People v. Stone

46 Cal. 4th 131, 92 Cal. Rptr. 3d 362, 205 P.3d 272 (2009)

 

RULE:

A person who intends to kill is guilty of the murder of everyone actually killed, whether or not the person intended to kill each one. A person maliciously intending to kill is guilty of the murder of all persons actually killed. But that situation is different concerning attempted murder. The crime of attempt sanctions what the person intended to do but did not accomplish, not unintended and unaccomplished potential consequences. Someone who does not intend to kill a person is not guilty of that person's attempted murder even if the crime would have been murder if the person were killed. To be guilty of attempted murder, the defendant must intend to kill the alleged victim, not someone else. The defendant's mental state must be examined as to each alleged attempted murder victim. Someone who intends to kill only one person and attempts unsuccessfully to do so, is guilty of the attempted murder of the intended victim, but not of others. However, if a person targets one particular person, under some facts a jury can find the person also, concurrently, intended to kill - and thus was guilty of the attempted murder of - other, nontargeted, persons.

FACTS:

The defendant was charged with and convicted of a single count of attempted murder for firing a single shot at a group of 10 people. On appeal, the Court of Appeal reversed the attempted murder conviction, concluding that the trial court prejudicially misinstructed the jury on the intent requirement of attempted murder. The Court of Appeal also found insufficient evidence to support the attempted murder conviction.

ISSUE:

Was there sufficient evidence to support an attempted murder charge?

ANSWER:

Yes

CONCLUSION:

The Court held that a person who shoots into a group of people, intending to kill one of the group, but not knowing or caring which one, can be convicted of attempted murder.
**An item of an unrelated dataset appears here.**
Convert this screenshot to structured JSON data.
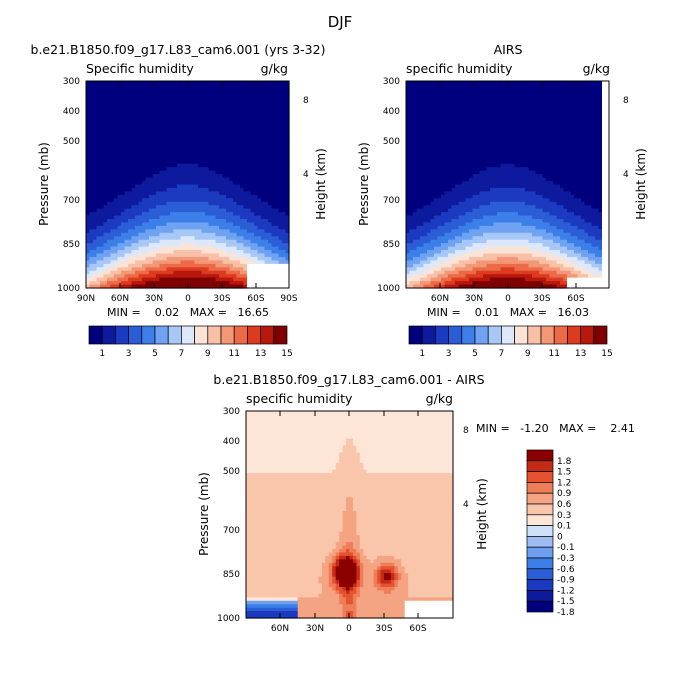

The mental state required for attempted murder is the intent to kill a human being, not a particular human being. The trial court erred in giving a modified version of a kill zone instruction. The kill zone theory did not fit the charge or facts of this case. Defendant was not charged with 10 attempted murders, one for each member of the group at which he shot. He was charged only with the attempted murder of a named victim and not with the attempted murder of others in the group at which he fired his gun. The information specifically alleged that defendant intended to kill a particular victim. This allegation was problematic given that the prosecution ultimately could not prove that defendant targeted a specific person. In a case like this, the information did not necessarily have to name a specific victim. For example, it would have been sufficient to allege that defendant committed attempted murder in that he attempted to murder a member of a group of persons who were gathered together. Such a charge would have provided defendant adequate notice of the offense of which he was accused.